Competence, non-competence and incompetence
One of the key reasons why I’m so vehemently against any-centrism and suchlike revolves around the question of competence – or, more usually, the lack of it.
Competence is where someone knows what they’re doing, and does it. And, oddly, often don’t bother to say that they’re competent – perhaps because they don’t need to say it, their actions say it well enough instead. The outcome of competence is fairly certain, even in contexts of high uncertainty.
Non-competence is where someone doesn’t know what they’re doing, and will either not do it, or will do the best they can, yet with the explicit intent to use it as a learning to improve their competence. Importantly, they will usually say that they don’t know what they’re doing. The outcome of non-competence is uncertain, even in nominally-certain contexts, but at least we are aware of the risks.
Incompetence is where someone doesn’t know what they’re doing- i.e. is non-competent to do the task – but either purports and/or believes themselves to be competent. They will usually say that they are competent, even though demonstrably they are not; they claim to be responsible, yet have limited ‘response-ability’. The outcome of incompetence is fairly certain, and frequently dire, yet lack of awareness of the risks is often rampant, or in some cases the risks actively concealed.
Someone who is non-competent can become competent by learning the respective skills, or be competent by proxy, via finding someone else who is competent at doing the respective type of task. I treasure my non-competence, because it means there’s always more for me to learn. And as an enterprise-architect, I am, almost by definition, non-competent in much if not most of the detail-aspects of areas that I need to cover: hence one of my key competencies is the ability to learn enough of a new area fast enough to be able to guide meaningful exchanges between people who are fully competent in some detail-area but are not competent in others with which they need to connect.
Yet one of the key criteria for non-competence, and to separate it from incompetence, is a willingness to accept that we are non-competent, and say so. If we’re not aware that we’re non-competent, we automatically increase the risk of being incompetent. And if we know that we’re not competent, yet somehow ‘need’ to claim that we are competent, we would, again, automatically be incompetent – with a very high risk of inappropriate or ineffective outcomes of the work.

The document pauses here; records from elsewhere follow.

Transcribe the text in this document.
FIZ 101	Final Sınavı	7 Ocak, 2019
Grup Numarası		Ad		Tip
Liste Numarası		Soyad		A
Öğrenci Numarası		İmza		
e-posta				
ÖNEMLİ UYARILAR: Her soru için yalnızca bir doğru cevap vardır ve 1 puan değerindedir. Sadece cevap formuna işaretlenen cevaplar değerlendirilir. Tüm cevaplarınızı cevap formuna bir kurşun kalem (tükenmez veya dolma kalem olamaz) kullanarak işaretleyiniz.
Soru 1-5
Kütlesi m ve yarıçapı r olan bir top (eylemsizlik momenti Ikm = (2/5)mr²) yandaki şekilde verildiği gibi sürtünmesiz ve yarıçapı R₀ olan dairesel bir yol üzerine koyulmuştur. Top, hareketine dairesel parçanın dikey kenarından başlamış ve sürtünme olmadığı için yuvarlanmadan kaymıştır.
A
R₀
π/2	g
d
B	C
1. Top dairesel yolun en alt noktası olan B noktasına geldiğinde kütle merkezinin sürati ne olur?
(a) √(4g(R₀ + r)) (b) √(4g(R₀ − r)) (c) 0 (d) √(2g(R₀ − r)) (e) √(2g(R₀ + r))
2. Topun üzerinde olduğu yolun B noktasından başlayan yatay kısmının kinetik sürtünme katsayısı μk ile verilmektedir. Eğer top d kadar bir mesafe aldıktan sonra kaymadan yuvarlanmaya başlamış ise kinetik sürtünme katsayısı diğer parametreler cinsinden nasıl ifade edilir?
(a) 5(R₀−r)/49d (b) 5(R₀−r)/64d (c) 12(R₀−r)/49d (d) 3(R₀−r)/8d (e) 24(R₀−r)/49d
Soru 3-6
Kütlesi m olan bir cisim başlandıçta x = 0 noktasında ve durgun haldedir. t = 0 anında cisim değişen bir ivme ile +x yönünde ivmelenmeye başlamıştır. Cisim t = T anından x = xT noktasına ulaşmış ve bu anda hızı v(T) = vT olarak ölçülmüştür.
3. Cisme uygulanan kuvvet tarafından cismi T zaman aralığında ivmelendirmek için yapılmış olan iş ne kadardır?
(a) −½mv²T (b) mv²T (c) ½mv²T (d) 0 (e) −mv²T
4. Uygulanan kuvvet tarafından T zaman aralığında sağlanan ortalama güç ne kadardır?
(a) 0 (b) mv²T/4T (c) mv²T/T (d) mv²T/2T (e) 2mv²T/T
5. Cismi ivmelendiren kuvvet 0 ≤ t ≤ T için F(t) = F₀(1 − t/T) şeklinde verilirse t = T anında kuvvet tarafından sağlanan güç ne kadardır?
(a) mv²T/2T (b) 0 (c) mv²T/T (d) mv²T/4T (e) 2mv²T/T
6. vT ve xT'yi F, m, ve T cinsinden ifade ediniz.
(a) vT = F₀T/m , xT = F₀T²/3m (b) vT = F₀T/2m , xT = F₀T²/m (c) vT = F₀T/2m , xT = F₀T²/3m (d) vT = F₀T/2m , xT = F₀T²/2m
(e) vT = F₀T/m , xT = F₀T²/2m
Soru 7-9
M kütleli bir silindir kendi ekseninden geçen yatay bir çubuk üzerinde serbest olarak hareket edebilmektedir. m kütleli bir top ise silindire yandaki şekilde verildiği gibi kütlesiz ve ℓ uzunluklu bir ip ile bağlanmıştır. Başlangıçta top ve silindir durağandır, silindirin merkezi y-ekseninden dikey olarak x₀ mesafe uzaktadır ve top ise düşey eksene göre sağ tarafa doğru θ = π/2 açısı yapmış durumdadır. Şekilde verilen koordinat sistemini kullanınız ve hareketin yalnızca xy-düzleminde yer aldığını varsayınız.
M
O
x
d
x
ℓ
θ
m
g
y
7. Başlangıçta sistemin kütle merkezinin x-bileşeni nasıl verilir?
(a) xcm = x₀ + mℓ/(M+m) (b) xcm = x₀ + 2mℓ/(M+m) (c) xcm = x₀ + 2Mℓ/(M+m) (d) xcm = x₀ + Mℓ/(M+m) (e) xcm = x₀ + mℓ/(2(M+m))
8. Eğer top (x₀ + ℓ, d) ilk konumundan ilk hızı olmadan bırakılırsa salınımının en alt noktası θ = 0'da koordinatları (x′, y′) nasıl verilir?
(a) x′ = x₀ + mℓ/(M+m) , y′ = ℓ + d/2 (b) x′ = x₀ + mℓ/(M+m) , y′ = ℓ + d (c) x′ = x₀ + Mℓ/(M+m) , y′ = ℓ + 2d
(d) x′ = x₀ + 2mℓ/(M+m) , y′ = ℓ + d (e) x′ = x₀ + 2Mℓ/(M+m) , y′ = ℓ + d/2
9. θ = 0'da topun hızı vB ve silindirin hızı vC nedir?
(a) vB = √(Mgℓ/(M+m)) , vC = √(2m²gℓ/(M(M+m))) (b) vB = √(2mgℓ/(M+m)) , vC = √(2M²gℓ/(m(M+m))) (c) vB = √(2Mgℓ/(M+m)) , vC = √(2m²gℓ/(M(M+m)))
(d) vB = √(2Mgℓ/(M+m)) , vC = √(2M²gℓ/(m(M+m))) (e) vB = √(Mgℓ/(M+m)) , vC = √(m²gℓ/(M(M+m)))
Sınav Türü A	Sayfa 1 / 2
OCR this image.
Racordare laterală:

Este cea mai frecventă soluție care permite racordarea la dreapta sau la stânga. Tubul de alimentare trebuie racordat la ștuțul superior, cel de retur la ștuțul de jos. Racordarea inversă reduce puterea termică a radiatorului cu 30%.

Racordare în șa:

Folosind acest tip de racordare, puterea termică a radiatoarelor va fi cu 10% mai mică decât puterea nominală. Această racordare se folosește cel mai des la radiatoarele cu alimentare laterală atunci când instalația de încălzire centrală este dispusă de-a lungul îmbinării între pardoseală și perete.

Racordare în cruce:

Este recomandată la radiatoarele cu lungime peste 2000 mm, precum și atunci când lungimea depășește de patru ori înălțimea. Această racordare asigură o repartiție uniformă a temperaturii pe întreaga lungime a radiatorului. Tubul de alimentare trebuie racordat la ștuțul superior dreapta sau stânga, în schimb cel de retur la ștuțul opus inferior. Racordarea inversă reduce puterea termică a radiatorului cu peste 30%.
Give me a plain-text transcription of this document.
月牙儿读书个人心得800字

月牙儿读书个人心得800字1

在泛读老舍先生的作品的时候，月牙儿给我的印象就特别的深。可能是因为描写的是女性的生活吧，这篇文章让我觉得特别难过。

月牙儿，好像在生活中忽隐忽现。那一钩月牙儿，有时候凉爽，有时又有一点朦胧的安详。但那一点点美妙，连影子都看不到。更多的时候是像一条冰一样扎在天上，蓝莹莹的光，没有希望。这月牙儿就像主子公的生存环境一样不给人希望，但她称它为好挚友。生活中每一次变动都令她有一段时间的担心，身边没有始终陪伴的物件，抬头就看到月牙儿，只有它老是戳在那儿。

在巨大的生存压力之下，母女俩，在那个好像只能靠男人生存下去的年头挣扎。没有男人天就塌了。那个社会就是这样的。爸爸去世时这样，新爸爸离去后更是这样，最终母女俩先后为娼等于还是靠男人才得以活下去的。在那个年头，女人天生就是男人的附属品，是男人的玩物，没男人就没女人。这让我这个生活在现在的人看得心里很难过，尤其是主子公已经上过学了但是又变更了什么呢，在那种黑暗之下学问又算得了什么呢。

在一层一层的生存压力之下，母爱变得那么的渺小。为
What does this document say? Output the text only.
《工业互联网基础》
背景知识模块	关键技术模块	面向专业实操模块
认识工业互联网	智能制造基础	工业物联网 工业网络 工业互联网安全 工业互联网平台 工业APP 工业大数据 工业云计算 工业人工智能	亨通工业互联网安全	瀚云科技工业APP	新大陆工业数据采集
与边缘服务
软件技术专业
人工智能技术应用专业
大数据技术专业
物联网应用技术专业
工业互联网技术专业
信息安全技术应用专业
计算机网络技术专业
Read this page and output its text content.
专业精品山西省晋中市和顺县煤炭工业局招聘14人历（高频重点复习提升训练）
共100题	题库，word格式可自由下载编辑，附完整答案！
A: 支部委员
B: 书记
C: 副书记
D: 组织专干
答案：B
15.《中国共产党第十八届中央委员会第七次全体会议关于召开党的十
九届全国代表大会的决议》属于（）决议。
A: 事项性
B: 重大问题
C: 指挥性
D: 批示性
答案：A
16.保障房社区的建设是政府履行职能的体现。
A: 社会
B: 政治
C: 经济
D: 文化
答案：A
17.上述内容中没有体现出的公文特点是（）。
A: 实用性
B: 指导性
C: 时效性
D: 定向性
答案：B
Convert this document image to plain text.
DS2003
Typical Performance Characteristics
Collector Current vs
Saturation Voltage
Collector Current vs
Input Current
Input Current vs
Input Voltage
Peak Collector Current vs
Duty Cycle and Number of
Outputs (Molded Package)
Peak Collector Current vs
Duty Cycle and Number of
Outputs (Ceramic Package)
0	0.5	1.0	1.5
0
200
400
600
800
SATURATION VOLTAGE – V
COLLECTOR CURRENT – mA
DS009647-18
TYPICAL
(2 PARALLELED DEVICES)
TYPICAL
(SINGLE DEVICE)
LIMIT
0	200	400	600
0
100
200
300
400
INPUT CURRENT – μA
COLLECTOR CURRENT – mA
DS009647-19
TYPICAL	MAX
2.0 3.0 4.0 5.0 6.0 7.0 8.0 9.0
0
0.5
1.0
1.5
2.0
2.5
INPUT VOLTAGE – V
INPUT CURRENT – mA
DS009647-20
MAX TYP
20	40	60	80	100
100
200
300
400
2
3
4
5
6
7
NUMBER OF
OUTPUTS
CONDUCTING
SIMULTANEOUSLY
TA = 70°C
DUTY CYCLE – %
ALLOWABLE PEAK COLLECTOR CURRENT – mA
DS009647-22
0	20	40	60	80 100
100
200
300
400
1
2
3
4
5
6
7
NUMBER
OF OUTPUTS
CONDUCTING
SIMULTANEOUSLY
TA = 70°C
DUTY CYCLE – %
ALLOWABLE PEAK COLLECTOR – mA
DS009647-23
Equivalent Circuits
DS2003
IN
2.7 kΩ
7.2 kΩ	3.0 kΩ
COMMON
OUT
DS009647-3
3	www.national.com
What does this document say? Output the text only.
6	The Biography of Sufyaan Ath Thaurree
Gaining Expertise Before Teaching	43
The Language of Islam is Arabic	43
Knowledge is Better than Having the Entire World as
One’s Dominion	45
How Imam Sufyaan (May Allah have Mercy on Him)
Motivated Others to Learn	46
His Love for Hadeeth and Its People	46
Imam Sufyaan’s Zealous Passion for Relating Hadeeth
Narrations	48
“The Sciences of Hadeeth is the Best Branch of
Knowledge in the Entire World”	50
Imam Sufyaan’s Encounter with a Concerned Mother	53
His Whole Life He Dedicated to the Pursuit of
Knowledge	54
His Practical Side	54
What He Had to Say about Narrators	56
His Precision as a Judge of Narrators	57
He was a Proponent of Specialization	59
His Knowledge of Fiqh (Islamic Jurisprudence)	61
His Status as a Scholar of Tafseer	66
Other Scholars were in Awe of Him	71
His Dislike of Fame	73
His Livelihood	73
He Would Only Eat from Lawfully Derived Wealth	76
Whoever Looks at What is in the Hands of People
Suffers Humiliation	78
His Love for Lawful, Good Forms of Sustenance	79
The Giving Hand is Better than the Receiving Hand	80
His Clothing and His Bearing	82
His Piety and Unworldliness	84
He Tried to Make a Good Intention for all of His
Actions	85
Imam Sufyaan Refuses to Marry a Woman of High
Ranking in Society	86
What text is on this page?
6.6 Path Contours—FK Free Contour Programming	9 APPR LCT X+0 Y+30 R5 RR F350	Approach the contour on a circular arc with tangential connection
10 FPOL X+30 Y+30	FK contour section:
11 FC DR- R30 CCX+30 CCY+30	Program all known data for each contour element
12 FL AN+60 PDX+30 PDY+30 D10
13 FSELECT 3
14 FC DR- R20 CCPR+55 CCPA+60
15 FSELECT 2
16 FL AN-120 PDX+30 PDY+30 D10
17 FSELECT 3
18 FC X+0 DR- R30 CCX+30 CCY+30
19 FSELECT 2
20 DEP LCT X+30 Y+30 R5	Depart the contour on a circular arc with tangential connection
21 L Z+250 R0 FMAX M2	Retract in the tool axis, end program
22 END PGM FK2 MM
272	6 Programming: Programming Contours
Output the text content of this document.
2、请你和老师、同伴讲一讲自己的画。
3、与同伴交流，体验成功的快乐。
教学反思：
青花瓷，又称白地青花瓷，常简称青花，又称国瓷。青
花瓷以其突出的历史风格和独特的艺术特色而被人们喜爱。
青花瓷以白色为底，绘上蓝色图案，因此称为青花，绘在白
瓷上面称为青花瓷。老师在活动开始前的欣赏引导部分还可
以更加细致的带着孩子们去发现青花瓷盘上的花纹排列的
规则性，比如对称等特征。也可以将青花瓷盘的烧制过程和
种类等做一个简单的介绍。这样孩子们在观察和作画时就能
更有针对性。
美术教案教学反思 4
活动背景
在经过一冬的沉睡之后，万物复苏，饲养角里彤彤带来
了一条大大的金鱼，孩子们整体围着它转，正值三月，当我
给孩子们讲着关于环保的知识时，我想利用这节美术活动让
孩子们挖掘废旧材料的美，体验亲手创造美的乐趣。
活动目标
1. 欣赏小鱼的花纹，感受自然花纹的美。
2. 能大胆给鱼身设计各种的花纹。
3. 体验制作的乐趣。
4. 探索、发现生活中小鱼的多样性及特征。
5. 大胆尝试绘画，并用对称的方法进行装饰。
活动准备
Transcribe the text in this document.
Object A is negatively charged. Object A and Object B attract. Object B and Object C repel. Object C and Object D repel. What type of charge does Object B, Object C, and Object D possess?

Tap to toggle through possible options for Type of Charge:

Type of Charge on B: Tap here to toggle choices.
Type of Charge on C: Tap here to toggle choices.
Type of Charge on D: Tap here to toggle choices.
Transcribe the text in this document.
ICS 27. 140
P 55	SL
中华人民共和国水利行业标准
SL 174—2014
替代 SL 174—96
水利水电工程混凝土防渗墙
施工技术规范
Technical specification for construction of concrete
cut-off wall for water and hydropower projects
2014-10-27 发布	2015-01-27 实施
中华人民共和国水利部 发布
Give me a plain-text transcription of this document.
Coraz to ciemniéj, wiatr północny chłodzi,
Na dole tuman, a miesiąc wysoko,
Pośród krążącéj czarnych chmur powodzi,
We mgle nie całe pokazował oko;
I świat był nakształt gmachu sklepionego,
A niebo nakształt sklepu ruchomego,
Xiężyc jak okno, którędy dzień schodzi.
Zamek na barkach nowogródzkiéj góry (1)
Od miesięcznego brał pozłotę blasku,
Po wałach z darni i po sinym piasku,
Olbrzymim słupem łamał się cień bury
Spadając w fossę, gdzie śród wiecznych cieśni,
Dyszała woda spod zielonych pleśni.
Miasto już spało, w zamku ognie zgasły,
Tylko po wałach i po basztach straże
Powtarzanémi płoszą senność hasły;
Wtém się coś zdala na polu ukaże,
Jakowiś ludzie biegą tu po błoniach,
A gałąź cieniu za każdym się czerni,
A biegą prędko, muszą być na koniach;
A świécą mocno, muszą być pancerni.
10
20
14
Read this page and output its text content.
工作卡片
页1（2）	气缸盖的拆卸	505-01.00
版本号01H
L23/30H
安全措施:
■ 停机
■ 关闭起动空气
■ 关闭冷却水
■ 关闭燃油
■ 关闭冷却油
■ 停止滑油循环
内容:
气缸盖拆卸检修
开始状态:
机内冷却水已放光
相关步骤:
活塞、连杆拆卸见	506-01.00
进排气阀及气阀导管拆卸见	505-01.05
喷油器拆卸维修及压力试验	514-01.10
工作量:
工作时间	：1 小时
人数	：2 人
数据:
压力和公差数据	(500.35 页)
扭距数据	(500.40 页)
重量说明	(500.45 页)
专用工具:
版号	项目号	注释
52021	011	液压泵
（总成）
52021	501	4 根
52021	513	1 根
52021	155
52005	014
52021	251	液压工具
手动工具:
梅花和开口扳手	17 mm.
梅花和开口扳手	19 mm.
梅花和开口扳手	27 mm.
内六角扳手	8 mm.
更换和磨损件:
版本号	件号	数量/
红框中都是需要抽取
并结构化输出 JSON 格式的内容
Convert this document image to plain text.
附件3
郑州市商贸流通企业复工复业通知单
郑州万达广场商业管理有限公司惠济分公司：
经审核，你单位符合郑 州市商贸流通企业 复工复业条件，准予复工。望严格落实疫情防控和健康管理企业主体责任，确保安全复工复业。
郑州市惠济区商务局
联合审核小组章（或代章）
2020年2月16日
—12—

In part it’s a cultural problem: the risk of incompetence increases wherever a culture exhibits any of these characteristics:
- prioritises content over context, ‘truth’ over context-dependent usefulness
- has an insistent ideological base (leading to the same as above)
- is typified by rampant egotism, self-advertising and self-centrism
- is frequently swayed by tides of hype and ‘following after the latest fad’
- displays an almost desperate need to be ‘right’
Unfortunately, all of these attributes are extremely common in business, and in many cases are actively prized… By definition, they’re also more likely to be common in any ‘truth’-oriented domain, one which operates primarily on ‘true/false’ decision-making – hence, in practice, the tendencies towards IT-centrism and finance-oriented business-centrism, both of which rely on simple true/false logic for most of their operational decisions.
In SCAN terms, all of these are where the Simple certainties of Belief – either as ideology and/or as self-belief – are inappropriately applied to the far side of the Inverse-Einstein Test, where the uncertainties of the Ambiguous and the Not-Known cannot be avoided.
This gives us a dysfunctional ‘diagonal’ decision-path, where Assertion is imposed on the Not-known, or Ambiguity ‘solved’ by arbitrary Belief:
Yet the real problem here is somewhat more subtle:
- someone who is competent will typically not bother to say so, but will just get on with the work instead
- someone who is non-competent will typically say that are not competent, but will often actually be adequately-competent, or at least willing to learn to become so
- someone who is incompetent will typically claim that they are competent, and will usually not be willing to learn how to become so, because to do so would betray to themselves and others the fact that they are actually not competent
Which, in practice, leaves us with a huge dilemma:
- those who do not claim to be competent usually are competent
- those who do claim to be competent frequently are not competent
Hence, again, the kind of mess that we see so often in enterprise-architectures, wherever IT-centrism, business-centrism and the like predominate… Oh well.
Comments, anyone?
Reminds me of what Donald Rumsfeld said –
There are known knowns. These are things we know that we know.
There are known unknowns. That is to say, there are things that we know we don’t know.
But there are also unknown unknowns. There are things we don’t know we don’t know.